I'm Ely, the maker of Landing Page Specialist. We are a service that is mainly
focused on small businesses and start-ups to help improve their current
landing page, website or design to generate more conversion.

In short; We start with a 15 minute intake talk to learn more about your
business, based on the AIDA sales funnel we define your goals, create the
ideas, create your design and test the new ideas and report on that.

Any feedback is welcome as I am looking to improve.

Cheers, Ely

\-----

Here is some more background information if you are interested:

Inspiration The main motivating factor was that I could not find an
interesting business that offers cheap and simplified solutions to improve
conversion. It always starts with expensive consulting, deep reporting and
long execution before getting results. I know it's a tricky business with a
wide range of tasks and tweaks but if you take the right approach there is a
way to offer good things for a lower price.
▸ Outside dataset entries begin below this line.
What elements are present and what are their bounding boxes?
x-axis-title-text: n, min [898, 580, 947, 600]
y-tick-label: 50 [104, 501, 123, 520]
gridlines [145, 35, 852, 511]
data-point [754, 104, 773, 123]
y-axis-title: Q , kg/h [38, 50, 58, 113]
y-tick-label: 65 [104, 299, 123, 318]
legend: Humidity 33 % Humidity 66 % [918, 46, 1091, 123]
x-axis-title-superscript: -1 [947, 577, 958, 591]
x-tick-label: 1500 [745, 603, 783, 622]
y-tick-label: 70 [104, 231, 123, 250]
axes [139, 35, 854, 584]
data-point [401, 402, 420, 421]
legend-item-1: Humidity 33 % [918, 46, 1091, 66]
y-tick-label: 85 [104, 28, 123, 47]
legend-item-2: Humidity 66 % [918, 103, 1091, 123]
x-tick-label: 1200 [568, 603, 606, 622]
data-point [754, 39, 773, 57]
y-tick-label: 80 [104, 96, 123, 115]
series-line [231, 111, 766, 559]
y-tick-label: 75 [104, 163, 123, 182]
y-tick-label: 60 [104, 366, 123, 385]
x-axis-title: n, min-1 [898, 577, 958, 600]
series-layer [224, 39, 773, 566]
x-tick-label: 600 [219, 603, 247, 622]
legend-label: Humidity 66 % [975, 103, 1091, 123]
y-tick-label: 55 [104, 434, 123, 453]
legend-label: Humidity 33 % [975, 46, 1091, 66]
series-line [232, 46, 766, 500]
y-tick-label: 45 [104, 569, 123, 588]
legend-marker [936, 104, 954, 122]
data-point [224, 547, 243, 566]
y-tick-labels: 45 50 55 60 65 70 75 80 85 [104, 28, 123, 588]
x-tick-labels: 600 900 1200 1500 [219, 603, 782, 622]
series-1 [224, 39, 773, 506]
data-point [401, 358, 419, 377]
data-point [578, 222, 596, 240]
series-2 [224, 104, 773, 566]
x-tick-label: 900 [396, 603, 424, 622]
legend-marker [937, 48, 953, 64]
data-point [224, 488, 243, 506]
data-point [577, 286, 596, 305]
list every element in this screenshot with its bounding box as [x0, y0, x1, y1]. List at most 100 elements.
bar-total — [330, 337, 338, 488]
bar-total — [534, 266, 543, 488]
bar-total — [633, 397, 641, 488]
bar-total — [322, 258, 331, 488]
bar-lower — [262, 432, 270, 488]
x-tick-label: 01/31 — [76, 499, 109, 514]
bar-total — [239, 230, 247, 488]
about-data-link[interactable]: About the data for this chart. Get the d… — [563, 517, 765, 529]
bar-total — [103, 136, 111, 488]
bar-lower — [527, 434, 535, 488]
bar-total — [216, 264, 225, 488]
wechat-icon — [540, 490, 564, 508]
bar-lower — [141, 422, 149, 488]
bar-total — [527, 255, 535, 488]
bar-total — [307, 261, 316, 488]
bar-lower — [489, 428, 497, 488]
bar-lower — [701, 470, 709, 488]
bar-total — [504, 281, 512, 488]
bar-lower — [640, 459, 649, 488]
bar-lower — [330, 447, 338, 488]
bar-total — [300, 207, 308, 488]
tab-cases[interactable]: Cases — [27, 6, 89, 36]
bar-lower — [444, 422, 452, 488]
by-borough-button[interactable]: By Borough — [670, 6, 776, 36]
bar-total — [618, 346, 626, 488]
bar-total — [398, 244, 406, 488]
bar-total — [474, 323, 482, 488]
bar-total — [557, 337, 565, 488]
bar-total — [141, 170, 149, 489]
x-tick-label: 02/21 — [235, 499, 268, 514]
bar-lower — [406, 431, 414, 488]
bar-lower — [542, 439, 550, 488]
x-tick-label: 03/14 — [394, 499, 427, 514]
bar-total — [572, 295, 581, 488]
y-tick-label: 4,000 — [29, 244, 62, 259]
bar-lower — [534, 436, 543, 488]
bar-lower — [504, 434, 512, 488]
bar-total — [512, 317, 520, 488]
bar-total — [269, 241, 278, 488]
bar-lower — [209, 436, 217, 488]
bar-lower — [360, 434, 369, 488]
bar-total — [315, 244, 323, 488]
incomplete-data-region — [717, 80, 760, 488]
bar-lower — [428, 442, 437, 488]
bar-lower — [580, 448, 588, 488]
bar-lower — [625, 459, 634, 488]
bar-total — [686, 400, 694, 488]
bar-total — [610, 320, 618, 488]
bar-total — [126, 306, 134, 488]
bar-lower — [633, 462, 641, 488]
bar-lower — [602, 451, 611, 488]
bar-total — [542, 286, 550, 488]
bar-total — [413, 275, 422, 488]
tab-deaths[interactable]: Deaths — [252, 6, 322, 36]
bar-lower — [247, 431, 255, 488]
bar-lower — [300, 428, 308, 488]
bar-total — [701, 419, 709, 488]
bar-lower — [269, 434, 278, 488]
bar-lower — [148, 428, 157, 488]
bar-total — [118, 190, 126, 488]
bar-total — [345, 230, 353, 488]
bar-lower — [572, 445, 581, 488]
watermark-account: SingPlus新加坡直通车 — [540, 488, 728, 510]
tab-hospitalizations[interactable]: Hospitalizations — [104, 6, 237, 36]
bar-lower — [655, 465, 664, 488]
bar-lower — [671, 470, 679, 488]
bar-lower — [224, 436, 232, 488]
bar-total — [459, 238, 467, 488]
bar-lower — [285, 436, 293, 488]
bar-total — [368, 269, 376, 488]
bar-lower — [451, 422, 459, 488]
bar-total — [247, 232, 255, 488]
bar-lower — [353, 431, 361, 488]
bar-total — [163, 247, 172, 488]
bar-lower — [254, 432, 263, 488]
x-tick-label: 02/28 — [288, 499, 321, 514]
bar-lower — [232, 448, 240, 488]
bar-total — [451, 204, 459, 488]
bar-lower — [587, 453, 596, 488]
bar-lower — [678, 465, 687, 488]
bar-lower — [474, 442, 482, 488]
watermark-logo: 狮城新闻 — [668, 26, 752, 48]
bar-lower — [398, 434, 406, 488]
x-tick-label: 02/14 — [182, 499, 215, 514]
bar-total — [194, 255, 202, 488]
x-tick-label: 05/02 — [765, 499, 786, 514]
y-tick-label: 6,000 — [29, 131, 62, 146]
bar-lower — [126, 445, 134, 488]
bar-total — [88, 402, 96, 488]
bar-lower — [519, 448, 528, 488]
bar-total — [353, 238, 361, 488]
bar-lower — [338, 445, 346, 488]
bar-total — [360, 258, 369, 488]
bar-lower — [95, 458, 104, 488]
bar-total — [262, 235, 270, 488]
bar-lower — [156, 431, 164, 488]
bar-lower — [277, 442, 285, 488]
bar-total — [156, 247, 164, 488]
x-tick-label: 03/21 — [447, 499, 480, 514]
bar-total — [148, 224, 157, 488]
Problem I used to work at companies that offer conversion rate optimization.
We had to refuse many smaller customers because our prices were too high. We
could not lower our prices or offer a custom price because of the workload we
had when using our processes to improve their websites. Small businesses and
start-ups often need to search on Google to find solutions on how to fix their
landing page to generate more conversion. There is a ton of tools out there
but not everyone has the know-how how to use them or even execute the results.

Solution I put a lot of effort and time into this service to come up with a
way to offer 3 types of solutions for small prices and give a big return.